Itu adalah kali terakhir Roebiam berjumpa anaknya. Sayangnya, kemalangan Roebiam seakan bertambah pilu saat mendapati lelakinya menikah dengan perempuan Eropa. Tak ada riwayat lebih lanjut bagaimana masa tua Roebiam di Hindia Belanda. Namun, Reggie Baay menyebut bahwa apa yang dialami Roebiam adalah hal lumrah kala itu. Pemerintah Hindia Belanda seolah “merestui” praktik pergundikan. Mereka sepakat menjadikan gundik sebagai solusi senggama, sebelum akhirnya menikahi perempuan yang sederajat.
Mendapati nasib buruk gundik semacam ini, pada akhirnya membuat saya termenung. Bagi saya, Rabina adalah perempuan yang beruntung. Ketika gundik yang lain bernasib sial, justru dirinya jatuh dalam dekapan lelaki yang penyayang. George Birnie telah menepati janji, bahwa cintanya terlanjur putih untuk sekadar mendua.

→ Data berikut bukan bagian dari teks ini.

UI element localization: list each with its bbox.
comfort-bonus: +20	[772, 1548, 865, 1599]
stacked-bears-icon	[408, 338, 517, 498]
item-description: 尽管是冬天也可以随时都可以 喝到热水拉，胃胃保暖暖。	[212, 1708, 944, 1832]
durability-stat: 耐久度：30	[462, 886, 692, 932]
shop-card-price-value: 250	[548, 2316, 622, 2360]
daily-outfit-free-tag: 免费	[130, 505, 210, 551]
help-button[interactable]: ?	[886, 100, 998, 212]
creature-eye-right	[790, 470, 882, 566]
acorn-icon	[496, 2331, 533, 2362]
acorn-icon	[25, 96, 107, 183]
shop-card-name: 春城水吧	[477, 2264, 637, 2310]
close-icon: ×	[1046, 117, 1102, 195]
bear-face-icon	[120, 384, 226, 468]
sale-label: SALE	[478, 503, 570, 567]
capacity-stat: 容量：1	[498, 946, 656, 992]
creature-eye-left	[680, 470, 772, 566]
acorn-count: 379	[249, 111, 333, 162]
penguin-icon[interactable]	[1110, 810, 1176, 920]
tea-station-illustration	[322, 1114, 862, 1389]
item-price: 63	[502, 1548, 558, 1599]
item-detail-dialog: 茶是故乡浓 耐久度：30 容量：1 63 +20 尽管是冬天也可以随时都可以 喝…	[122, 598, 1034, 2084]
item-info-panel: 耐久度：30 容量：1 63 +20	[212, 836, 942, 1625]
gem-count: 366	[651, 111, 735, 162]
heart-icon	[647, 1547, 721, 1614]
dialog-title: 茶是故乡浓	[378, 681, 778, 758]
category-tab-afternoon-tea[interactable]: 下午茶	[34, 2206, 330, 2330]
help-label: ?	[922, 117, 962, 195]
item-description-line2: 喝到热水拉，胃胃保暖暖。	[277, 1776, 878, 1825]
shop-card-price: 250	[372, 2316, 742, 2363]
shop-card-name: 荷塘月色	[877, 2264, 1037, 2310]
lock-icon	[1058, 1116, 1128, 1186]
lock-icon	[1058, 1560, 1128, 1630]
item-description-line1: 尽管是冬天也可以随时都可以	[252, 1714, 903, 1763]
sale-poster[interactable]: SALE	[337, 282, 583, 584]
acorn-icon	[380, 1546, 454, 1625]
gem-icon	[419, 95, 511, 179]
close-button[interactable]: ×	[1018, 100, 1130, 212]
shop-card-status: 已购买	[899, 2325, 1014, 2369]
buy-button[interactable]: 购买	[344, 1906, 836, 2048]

Tak terhitung berapa ratus kali kata maaf terlontar, atau bujuk dan rayu selama bersanding bersama. Lelaki itu bukan sekadar mendobrak warisan buruk lelaki kompeni. Tapi, juga menjadikan Rabina sebagai cinta sejati layaknya Hyang Argopuro dengan keabadian edelweiss di sabana. Indah tak tepernamai, sekaligus suci menembus ruang dan waktu. Dan cinta itu dibawanya sampai mati. Sampai kini. Sampai saya bergetar kala menuangkannya ke dalam kisah ini:
“Selain cinta, apalagi yang mesti kita petik dan dipersembahkan dalam hidup ini?”